Mr Kerr believes that given the opportunity it would only be a matter of time before the MIU met the trust’s new targets.
“When you look at the trend of attendance over the past 10 years it’s consistently a positive one and I think the trust know that it wouldn’t be too long before it would average out to four patients per hour, but let’s not forget the trust are cherry picking particular hours here, which is completely unfair.”
The Souther Trust issued a short statement to The Detail. It said: “A decision will be taken at the trust board meeting on Thursday 29 March regarding the Strategic Review of Minor Injuries Units. It would be inappropriate for the trust to make any comment before that decision was made public.”
With a decision due tomorrow the Community Forum fears from past experience that this will be a rubber stamping exercise and that a reduction of hours is inevitable.
Mr Kerr said: “We had hoped that fleshing out some of the issues as well as facts and figures would mean that logic would prevail but unfortunately that does not seem to be the case. Have the trust even considered what the transfer of another 1,000 patients to Craigavon’s A&E will mean for this already stretched service?
“There doesn’t really seem to a logical or strong reason for reducing these hours. Are there some other hidden agendas we don’t know about yet? Instead of being cut, I believe South Tyrone’s MIU should be looked in the context of the bigger picture.

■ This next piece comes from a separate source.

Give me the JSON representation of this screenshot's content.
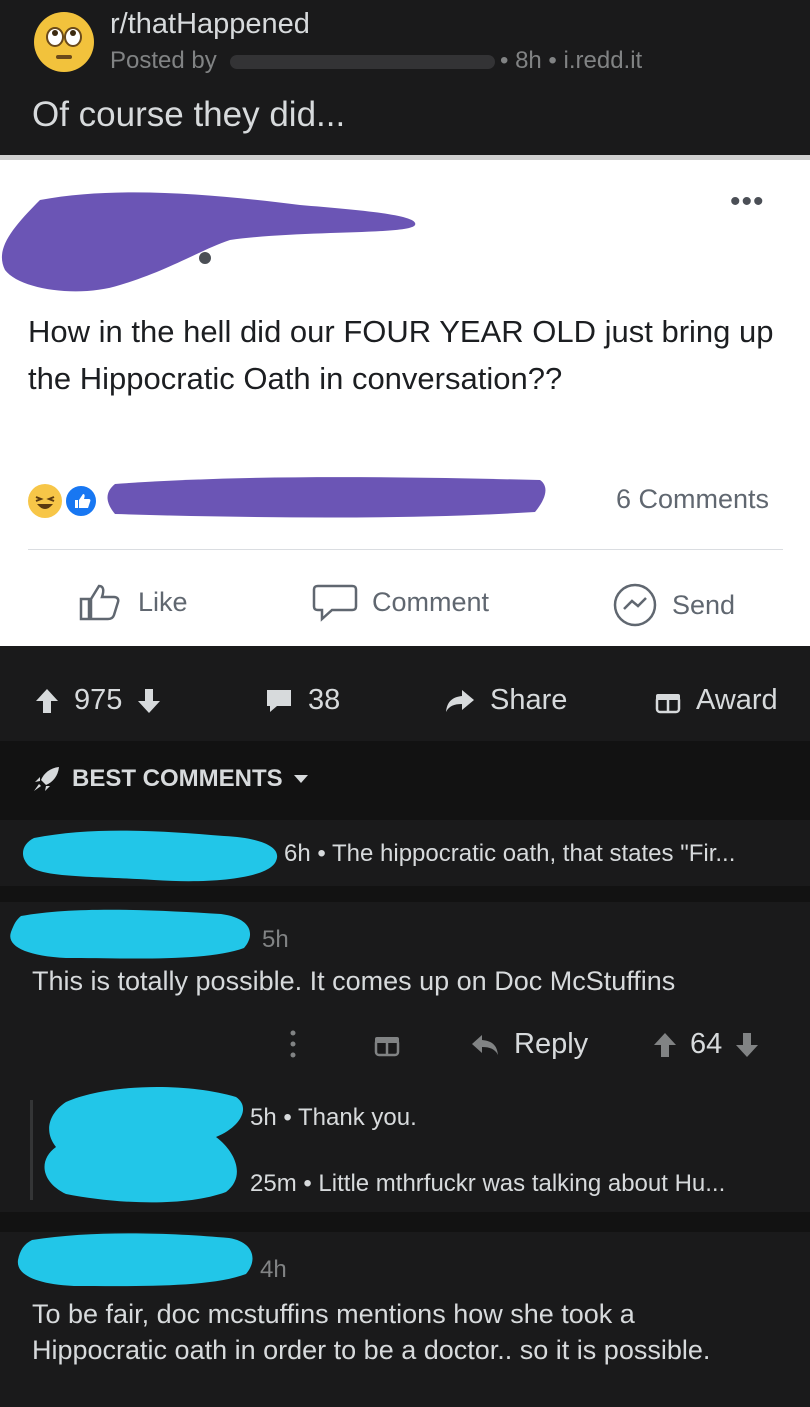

“Surely the way our MIU unit works at present, supporting its local population and dovetailing with Craigavon Hospital to reduce volumes in A&E should be used as a model elsewhere, even in Belfast to take the pressure of the acute hospitals there? We strongly believe that not only is a good service being cut, but there is a missed opportunity here also and it’s something we are all still struggling to get our heads round.”
Speaking to The Detail ahead of the trust meeting, Sue Ramsey MLA, chairperson of the Assembly’s Health Committee, said: “Any decision that impacts on the possible increase in numbers of patients going into an A&E must be considered very carefully to ensure that quality of patient care will not suffer.
“It has become clear, over the past few weeks, that the service in A&E can be affected by procedures in other parts of the hospital, particularly those relating to admission and investigations. It is important that any plan which could result in higher numbers attending an A&E would take these concerns into account.”